Literature

Mary de Rachewiltz, poet and secret daughter of Ezra Pound, celebrates her 100th birthday at her castle.

After growing up among Tyrolean farmers, the author regained contact with her father and ended up translating him into Italian.

Archive image of poet Mary de Rachewiltz
12/07/2025
2 min

BarcelonaThe poet and translator Mary de Rachewiltz celebrated her centenary this week at Brunnenburg Castle in the Italian Tyrol, where she has lived for decades. Author of poetry collections such as Whose world? (1998) and childhood memories Discretions (1971), Mary de Rachewiltz has also stood out for having translated into Italian the work of her father, Ezra Pound, collected in The Cantos (1985) and Venetian songs (2001).

Born on July 9, 1925 in Brixen as Maria Rudge, Mary was the daughter of Ezra Pound (Hailey, 1885 – Venice, 1972) and the violinist Olga Rudge.

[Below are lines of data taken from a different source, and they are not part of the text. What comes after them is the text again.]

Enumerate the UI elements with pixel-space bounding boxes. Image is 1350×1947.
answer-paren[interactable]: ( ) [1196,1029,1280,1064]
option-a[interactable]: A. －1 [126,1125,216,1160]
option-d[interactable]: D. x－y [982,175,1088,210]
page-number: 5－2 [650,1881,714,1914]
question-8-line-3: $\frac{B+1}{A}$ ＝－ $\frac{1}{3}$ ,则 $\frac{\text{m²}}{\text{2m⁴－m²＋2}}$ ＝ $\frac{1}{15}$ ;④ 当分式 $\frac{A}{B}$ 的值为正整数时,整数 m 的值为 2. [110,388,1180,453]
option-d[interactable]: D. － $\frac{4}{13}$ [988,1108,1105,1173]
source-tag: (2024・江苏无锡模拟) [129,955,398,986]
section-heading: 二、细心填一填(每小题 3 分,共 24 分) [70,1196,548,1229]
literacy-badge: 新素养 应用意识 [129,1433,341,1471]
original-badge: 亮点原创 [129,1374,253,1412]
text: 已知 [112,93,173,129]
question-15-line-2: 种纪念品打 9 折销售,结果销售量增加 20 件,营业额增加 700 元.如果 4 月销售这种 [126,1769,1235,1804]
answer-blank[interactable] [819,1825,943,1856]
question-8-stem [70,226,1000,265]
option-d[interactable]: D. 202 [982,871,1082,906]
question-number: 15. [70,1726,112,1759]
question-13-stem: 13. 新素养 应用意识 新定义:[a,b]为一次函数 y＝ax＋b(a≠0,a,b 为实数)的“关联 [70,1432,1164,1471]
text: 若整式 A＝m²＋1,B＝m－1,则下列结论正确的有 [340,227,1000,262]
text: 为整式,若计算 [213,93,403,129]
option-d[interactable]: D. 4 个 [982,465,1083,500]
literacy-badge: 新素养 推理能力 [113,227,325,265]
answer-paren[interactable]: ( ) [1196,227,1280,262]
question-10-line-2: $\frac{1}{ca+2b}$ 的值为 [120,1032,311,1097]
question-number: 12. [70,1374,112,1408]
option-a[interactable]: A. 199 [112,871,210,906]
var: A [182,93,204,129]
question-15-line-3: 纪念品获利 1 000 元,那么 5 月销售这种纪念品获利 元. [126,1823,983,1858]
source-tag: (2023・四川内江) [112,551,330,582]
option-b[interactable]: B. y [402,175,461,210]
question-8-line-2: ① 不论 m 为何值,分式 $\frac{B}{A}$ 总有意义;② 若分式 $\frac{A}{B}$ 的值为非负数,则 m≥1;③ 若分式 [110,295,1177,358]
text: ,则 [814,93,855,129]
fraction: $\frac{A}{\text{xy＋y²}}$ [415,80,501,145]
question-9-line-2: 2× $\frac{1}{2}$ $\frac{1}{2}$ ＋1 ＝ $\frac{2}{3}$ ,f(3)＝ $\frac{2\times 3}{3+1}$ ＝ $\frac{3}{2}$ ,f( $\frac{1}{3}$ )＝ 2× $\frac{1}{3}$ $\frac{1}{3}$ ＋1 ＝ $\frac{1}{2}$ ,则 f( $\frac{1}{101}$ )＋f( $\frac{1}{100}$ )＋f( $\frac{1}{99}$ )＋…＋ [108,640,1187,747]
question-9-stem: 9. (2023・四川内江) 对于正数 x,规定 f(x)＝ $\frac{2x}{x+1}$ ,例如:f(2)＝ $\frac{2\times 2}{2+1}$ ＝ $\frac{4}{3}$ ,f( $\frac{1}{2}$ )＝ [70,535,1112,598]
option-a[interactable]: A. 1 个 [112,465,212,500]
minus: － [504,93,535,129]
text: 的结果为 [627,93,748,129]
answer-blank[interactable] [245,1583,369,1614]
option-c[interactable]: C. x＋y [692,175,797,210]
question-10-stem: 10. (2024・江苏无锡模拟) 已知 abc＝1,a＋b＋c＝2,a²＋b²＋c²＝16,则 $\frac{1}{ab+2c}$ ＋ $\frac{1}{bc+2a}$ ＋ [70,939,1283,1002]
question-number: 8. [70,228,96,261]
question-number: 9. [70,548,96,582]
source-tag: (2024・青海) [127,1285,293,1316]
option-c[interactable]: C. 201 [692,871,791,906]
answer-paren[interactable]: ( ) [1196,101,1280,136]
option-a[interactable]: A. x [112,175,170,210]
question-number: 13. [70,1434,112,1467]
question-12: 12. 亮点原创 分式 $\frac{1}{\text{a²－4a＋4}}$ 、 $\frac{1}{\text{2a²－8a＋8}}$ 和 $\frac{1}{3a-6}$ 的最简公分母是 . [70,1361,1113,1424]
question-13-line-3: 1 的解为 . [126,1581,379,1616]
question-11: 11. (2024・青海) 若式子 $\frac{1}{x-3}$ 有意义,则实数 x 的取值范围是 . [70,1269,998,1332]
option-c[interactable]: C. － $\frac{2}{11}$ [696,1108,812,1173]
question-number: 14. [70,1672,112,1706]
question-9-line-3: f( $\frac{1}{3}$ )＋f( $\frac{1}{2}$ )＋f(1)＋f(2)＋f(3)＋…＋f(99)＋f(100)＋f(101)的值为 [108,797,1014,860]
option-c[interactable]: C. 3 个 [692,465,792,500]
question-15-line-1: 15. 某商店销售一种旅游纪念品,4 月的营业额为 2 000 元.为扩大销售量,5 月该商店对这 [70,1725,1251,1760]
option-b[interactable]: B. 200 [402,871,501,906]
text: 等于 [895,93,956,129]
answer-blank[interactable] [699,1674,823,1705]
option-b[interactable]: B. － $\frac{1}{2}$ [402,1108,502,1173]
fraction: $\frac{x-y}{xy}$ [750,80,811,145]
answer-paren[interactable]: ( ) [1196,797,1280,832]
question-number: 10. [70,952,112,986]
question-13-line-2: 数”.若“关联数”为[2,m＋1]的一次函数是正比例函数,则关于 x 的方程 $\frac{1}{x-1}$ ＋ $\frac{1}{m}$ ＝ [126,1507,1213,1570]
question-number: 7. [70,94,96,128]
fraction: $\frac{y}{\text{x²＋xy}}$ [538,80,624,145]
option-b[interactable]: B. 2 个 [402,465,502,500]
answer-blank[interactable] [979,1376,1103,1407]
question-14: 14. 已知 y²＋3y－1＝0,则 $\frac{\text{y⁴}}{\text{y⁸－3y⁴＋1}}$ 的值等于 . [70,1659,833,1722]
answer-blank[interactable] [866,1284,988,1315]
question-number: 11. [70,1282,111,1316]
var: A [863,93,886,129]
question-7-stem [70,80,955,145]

As Pound was married to the actress Dorothy Shakespear and could not care for the child, her mother left the child with a Tyrolean farming couple. It was there that the girl grew up, although she occasionally met up with her mother and Ezra Pound at Olga's apartment in Venice. It was during these visits that the girl was drawn to the cultural and literary world, and this love continued to grow during her adolescence, when her father decided to take charge of the girl's education personally. During World War II, when Pound was reading fascist manifestos on Italian radio, he taught his daughter literature at home: "It's the only useful thing I can do," he told her, as De Rachewiltz explains in his memoirs.

From prison to a 13th-century castle

It wasn't until almost the end of World War II that Pound told his daughter he was married to another woman and that they had another son, Omar. Shortly after, Pound was arrested by American authorities for supporting Mussolini, and after a period of imprisonment in Pisa, he returned to the United States, where he could not be tried due to his mental problems and ended up spending twelve years in St. Elizabeths Psychiatric Hospital in Washington. Pound returned to Italy in the late 1950s, a cursed classic veteran. He lived almost to the end of his life in the castle that his daughter and her husband, the Egyptologist Boris de Rachewiltz (1926–1997), had bought shortly after their marriage in 1946.

Built in the 13th century, Brunnenburg Castle was a castle that was still in use for decades. She still lives there and celebrated her centenary this week, after a long life dedicated to literature. In addition to writing his poems and working on Pound's Italian translations, he has archived and maintained the Ezra Pound archive, given lectures in the United States, Canada, and Europe on his father's work and modernist poetry, and organized literary recitals and conferences in Brunnenburg.

A few months ago, Edicions de 1984 published the first comprehensive Catalan edition ofThe Songs by Pound, a book that the American poet was writing and rewriting throughout practically his entire career, for almost five decades. medium. "There are two mottos of the author that mark his work. The first is make it new, which refers to how although the themes are always the same, there are always new ways of approaching them: Pound revolutionized form and technique - he continued -. The other is that, in the dilemma of writing more or better, he opted for writing better," he explained. Pound marveled at poets such as Marianne Moore, TS Eliot, Allen Ginsberg and EE Cummings, but also such unique narrators as James Joyce.